More engaging was Sir Arthur Bliss’s Pastoral (1928), which is dedicated to Elgar. This substantial half-hour work had its genesis during a motoring trip across Sicily, a memento of the magic days Bliss spent there, and it depicts a Sicilian day from dawn to dusk. The eight poems Bliss selected have as their common themes rustic life, the legends of the gods and the symbols of love associated with the Golden Age. Besides choir and orchestra Pastoral features an extensive part for solo flute, superbly played here by Sarah Newbold and a solo for mezzo (Catherine Hopper) in which a young girl whispers her story of love to her tame pigeon.

Writing to Bliss after the first performance, Elgar (who had heard the premiere on a BBC radio broadcast) commented “I like it exceedingly. The Pan sections suited me best”. On the evidence of this performance, the ‘Hymn to Pan’ and the two closing ‘Shepherd’s Night Songs’, one of them a slow Siciliano, are the most memorable sections. Elsewhere, especially in ‘Pan & Echo’, the choir had some pitch problems but the exuberant ‘Song of the Reapers’, a prayer to the god Demeter, came over lustily.
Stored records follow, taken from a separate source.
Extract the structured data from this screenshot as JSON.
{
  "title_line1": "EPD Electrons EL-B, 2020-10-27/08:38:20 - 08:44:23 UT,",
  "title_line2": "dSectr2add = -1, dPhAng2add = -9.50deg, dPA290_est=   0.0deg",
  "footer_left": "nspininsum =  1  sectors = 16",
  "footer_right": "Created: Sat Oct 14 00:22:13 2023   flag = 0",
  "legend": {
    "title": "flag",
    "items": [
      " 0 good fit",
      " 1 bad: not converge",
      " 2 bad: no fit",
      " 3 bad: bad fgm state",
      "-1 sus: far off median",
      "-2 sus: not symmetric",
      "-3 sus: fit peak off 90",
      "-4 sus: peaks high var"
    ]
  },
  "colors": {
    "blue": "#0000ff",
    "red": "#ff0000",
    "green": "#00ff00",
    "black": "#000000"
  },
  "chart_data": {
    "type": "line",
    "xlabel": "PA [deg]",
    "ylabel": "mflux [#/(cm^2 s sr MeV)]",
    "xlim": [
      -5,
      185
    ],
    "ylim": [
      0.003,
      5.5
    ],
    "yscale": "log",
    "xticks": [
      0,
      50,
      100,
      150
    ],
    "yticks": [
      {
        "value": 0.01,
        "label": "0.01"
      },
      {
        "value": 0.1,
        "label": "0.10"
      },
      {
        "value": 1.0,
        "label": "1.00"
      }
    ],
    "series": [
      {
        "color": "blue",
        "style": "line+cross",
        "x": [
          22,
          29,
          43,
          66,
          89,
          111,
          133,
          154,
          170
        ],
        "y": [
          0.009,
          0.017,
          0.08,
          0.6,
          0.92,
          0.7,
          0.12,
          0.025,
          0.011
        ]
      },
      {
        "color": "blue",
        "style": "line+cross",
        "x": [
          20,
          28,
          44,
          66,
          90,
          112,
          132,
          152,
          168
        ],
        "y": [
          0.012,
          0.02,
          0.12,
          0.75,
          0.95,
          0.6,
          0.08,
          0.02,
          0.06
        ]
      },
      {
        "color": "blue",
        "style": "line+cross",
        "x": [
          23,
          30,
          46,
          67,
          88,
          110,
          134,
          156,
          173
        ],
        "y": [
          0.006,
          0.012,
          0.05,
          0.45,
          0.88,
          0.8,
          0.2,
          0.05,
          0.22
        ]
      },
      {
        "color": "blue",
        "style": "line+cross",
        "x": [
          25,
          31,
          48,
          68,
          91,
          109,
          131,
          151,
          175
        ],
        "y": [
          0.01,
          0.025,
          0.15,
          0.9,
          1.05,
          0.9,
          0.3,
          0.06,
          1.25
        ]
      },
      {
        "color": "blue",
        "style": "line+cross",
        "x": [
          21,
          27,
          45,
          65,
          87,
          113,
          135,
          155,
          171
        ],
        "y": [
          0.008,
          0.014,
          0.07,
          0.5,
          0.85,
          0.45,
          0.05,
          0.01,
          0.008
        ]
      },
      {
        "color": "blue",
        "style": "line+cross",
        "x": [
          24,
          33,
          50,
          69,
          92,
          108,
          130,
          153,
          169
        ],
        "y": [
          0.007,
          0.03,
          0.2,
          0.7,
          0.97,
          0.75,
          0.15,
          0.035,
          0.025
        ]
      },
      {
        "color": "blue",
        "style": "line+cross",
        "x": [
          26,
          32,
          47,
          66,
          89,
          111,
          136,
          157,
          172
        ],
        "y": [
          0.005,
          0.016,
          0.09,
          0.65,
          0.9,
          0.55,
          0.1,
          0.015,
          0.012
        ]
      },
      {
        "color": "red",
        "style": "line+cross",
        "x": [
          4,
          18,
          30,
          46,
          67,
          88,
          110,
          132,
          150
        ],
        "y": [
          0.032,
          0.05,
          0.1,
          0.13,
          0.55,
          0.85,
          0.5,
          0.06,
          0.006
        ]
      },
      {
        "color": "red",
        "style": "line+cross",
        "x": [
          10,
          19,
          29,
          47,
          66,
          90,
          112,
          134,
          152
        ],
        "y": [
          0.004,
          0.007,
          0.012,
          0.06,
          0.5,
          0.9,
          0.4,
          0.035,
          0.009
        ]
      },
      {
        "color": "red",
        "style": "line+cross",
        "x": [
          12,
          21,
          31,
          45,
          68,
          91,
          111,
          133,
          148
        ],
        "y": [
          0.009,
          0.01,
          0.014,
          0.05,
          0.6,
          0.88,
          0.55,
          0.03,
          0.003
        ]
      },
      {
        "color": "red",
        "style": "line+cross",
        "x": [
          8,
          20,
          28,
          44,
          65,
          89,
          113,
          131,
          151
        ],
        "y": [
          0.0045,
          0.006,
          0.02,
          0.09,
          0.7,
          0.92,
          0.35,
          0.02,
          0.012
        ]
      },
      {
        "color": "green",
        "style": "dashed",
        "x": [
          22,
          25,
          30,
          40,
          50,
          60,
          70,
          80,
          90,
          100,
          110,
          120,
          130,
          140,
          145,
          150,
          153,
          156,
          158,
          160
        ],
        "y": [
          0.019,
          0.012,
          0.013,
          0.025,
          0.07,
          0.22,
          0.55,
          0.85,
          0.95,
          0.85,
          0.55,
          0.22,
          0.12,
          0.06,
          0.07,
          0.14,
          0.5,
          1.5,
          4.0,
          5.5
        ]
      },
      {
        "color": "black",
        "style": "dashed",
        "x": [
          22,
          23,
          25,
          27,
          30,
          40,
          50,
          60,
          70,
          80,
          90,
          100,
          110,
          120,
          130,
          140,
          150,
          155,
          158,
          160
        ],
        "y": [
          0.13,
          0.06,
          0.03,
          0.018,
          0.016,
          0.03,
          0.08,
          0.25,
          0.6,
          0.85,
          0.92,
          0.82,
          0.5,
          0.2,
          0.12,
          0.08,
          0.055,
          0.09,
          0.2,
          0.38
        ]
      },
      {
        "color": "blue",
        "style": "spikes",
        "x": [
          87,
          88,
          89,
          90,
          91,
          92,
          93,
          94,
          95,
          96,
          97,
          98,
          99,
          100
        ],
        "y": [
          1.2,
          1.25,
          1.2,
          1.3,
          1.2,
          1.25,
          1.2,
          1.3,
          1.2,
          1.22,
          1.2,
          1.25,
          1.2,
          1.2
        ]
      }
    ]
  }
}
Mozart’s (unfinished) C minor Mass represented an altogether sterner challenge, especially when Elizabeth Watts, recent winner of the Kathleen Ferrier Awards, cancelled. However, Elizabeth Cragg (she has sung with Rattle and the Berlin Philharmonic) gave a fine contribution in the opening ‘Kyrie’ – surely one of the most heart-stopping moments in all Mozart – as well as crowning the evening with a quite thrilling ‘Et Incarnatus’, at once tender and stylish. No less satisfactory was the personable soprano of Mary Nelson, her slightly warmer sound blending well with the more silvery quality of Cragg’s voice. There were impressive contributions too from Andrew Mackenzie-Wicks and Mark Evans, and the quartet blended well as a whole.

The large choir (unlisted in the programme but getting on for 200 members) was at its most impressive at moments such as the opening of the ‘Credo’, which came across with grandeur at a relaxed tempo. Elsewhere, such as in ‘Osanna in excelsis’ (Mozart at his most sturdily Handelian), one sensed that the choir would have responded to a more decisive lead from the conductor who all-too-often seemed content to beat time rather than shape proceedings. Nonetheless amateur choral societies such as that from Highgate are the lifeblood of this country’s choral tradition.